Sweeteners can change the cells in the gut lining, making it more habitable for some bacteria than others, and thus change the composition of the microbiome.

Dr. Suez and his colleagues suspect that changes in the microbiome affect the signals the gut sends to the brain, which in turn tells the pancreas to release less insulin, thereby slowing the rate at which removes sugar from the blood.

Changes in the gut microbiome are likely part of the puzzle, Dr. Young said. Sweeteners also directly affect our gut.

“The gut wall is a sensory organ, like our eyes, our ears, our skin,” he said.

We have sweet taste receptors on our tongues, but they are also found throughout our intestinal tract, “tasting” our blended food as it travels through us.

“And we found that glucose absorption is much faster in healthy people who take sweeteners, because they tend to prepare the intestinal wall to absorb the sugars. [to our blood] faster,” he said.

“So not only are sweeteners susceptible to affecting bacteria, but we have good evidence to suggest that they’re also getting sugars into the bloodstream more quickly.

“There could be a double whammy of sweetness that we didn’t really appreciate before.”

What does this mean for me?

The results of this trial cannot be generalized to everyone, Dr. Suez said.

“This was an Israeli cohort, and I would like to see people repeating this experiment in other parts of the world and for longer exposure periods to really try to relate what we saw to a real-world scenario.”

Dr. Young called the trial “a well-constructed study that answered the questions that needed to be asked,” but agreed that it focused on one part of the population and did not truly reflect life as a free-living person.
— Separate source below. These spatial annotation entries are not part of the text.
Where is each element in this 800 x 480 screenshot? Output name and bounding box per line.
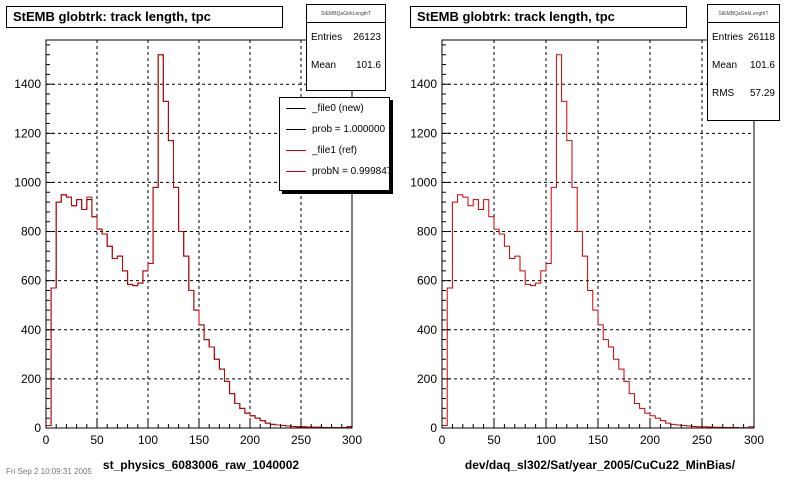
y-tick-label: 800 xyxy=(417,225,437,239)
stats-histogram-name: StEMBQaGtrkLengthT xyxy=(708,5,779,23)
legend-entry: _file1 (ref) xyxy=(280,140,389,161)
y-tick-label: 800 xyxy=(21,225,41,239)
x-axis-title: st_physics_6083006_raw_1040002 xyxy=(103,458,299,472)
y-tick-label: 400 xyxy=(417,323,437,337)
y-tick-label: 200 xyxy=(21,372,41,386)
legend-entry: _file0 (new) xyxy=(280,98,389,119)
chart-title-right: StEMB globtrk: track length, tpc xyxy=(410,6,687,28)
y-tick-label: 200 xyxy=(417,372,437,386)
y-tick-label: 400 xyxy=(21,323,41,337)
x-tick-label: 50 xyxy=(90,433,104,447)
stats-row-entries: Entries 26123 xyxy=(311,31,381,43)
legend-entry: prob = 1.000000 xyxy=(280,119,389,140)
y-tick-label: 1200 xyxy=(14,126,41,140)
x-axis-title: dev/daq_sl302/Sat/year_2005/CuCu22_MinBi… xyxy=(465,458,736,472)
y-tick-label: 1200 xyxy=(410,126,437,140)
y-tick-label: 1000 xyxy=(410,175,437,189)
legend-entry: probN = 0.999847 xyxy=(280,161,389,182)
y-tick-label: 1400 xyxy=(14,77,41,91)
x-tick-label: 0 xyxy=(439,433,446,447)
timestamp-footer: Fri Sep 2 10:09:31 2005 xyxy=(6,467,92,476)
x-tick-label: 300 xyxy=(342,433,362,447)
legend-line-red xyxy=(286,171,306,172)
x-tick-label: 200 xyxy=(640,433,660,447)
x-tick-label: 300 xyxy=(744,433,764,447)
x-tick-label: 150 xyxy=(189,433,209,447)
stats-row-mean: Mean 101.6 xyxy=(311,59,381,71)
stats-box-left: StEMBQaGtrkLengthT Entries 26123 Mean 10… xyxy=(306,4,386,91)
y-tick-label: 0 xyxy=(34,421,41,435)
y-tick-label: 1000 xyxy=(14,175,41,189)
chart-title-left: StEMB globtrk: track length, tpc xyxy=(6,6,283,28)
y-tick-label: 600 xyxy=(417,274,437,288)
legend-line-black xyxy=(286,108,306,109)
x-tick-label: 100 xyxy=(536,433,556,447)
stats-row-mean: Mean 101.6 xyxy=(712,59,775,71)
x-tick-label: 150 xyxy=(588,433,608,447)
stats-box-right: StEMBQaGtrkLengthT Entries 26118 Mean 10… xyxy=(707,4,780,121)
legend-line-red xyxy=(286,150,306,151)
x-tick-label: 50 xyxy=(487,433,501,447)
x-tick-label: 0 xyxy=(43,433,50,447)
x-tick-label: 250 xyxy=(291,433,311,447)
y-tick-label: 0 xyxy=(430,421,437,435)
stats-histogram-name: StEMBQaGtrkLengthT xyxy=(307,5,385,23)
legend-line-black xyxy=(286,129,306,130)
x-tick-label: 250 xyxy=(692,433,712,447)
y-tick-label: 1400 xyxy=(410,77,437,91)
stats-row-entries: Entries 26118 xyxy=(712,31,775,43)
y-tick-label: 600 xyxy=(21,274,41,288)
x-tick-label: 200 xyxy=(240,433,260,447)
stats-row-rms: RMS 57.29 xyxy=(712,87,775,99)
legend: _file0 (new) prob = 1.000000 _file1 (ref… xyxy=(279,97,390,191)
x-tick-label: 100 xyxy=(138,433,158,447)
Ideally, the experiment would be repeated in groups more likely to consume sweeteners: people who are prediabetic or living with diabetes.
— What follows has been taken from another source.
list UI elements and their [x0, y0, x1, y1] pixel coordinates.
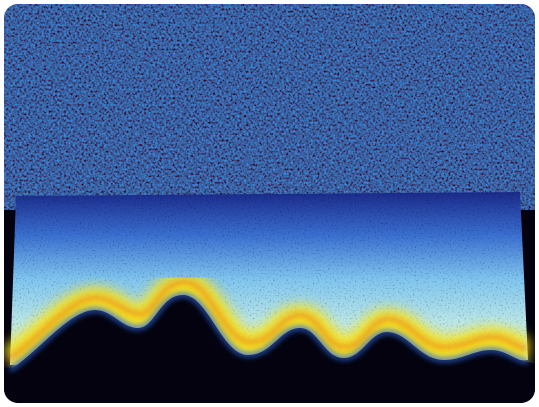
upper-noise [0, 0, 539, 210]
page [0, 0, 539, 407]
false-color-image [0, 0, 539, 407]
image-area [0, 0, 539, 407]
The main constituent of white sugar, and of many such delicacies, is sucrose. (Unsplash: Heather Ford)

Also, most products that contain sweeteners don’t use just one.

“By themselves, sweeteners have properties that tend to cross into the bitter taste range,” he said.
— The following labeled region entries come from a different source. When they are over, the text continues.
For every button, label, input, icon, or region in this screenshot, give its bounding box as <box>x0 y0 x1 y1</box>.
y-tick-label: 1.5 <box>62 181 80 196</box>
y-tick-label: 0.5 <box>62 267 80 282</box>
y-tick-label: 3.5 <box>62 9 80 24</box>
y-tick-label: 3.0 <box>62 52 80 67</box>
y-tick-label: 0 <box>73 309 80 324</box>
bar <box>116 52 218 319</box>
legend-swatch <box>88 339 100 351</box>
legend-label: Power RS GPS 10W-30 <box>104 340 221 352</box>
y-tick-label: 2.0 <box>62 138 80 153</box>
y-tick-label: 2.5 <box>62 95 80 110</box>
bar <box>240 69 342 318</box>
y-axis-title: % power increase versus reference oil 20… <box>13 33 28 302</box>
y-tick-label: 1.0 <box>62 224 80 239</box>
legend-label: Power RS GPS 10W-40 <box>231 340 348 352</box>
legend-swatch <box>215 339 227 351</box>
“So by pairing them with another sweetener, manufacturers can create a sweeter mouthfeel.”

Different countries also favor different types of sweeteners.

While diet drinks in the United States typically use sucralose combined with a sweetener called acesulfame K or Ace-K, Australian ones use an aspartame-plus-Ace-K combination.

Ace-K was not tested in the study, probably because it is quickly cleared from the gut into the bloodstream, so it has very little contact with the microbiome. We basically rule it all out, Dr. Young said.

Participants in the sweetener cohorts who saw changes in their microbiome and their ability to handle blood sugar began to return to pre-sweetener levels after the two weeks were up.

Next, Dr. Suez said, he would like to find out why some people responded strongly to sweeteners while others had almost no effect.

“We could use this information to predict which microbiome will respond to sweeteners … and perhaps develop a tool or an algorithm to predict who will and will not respond to sweeteners.”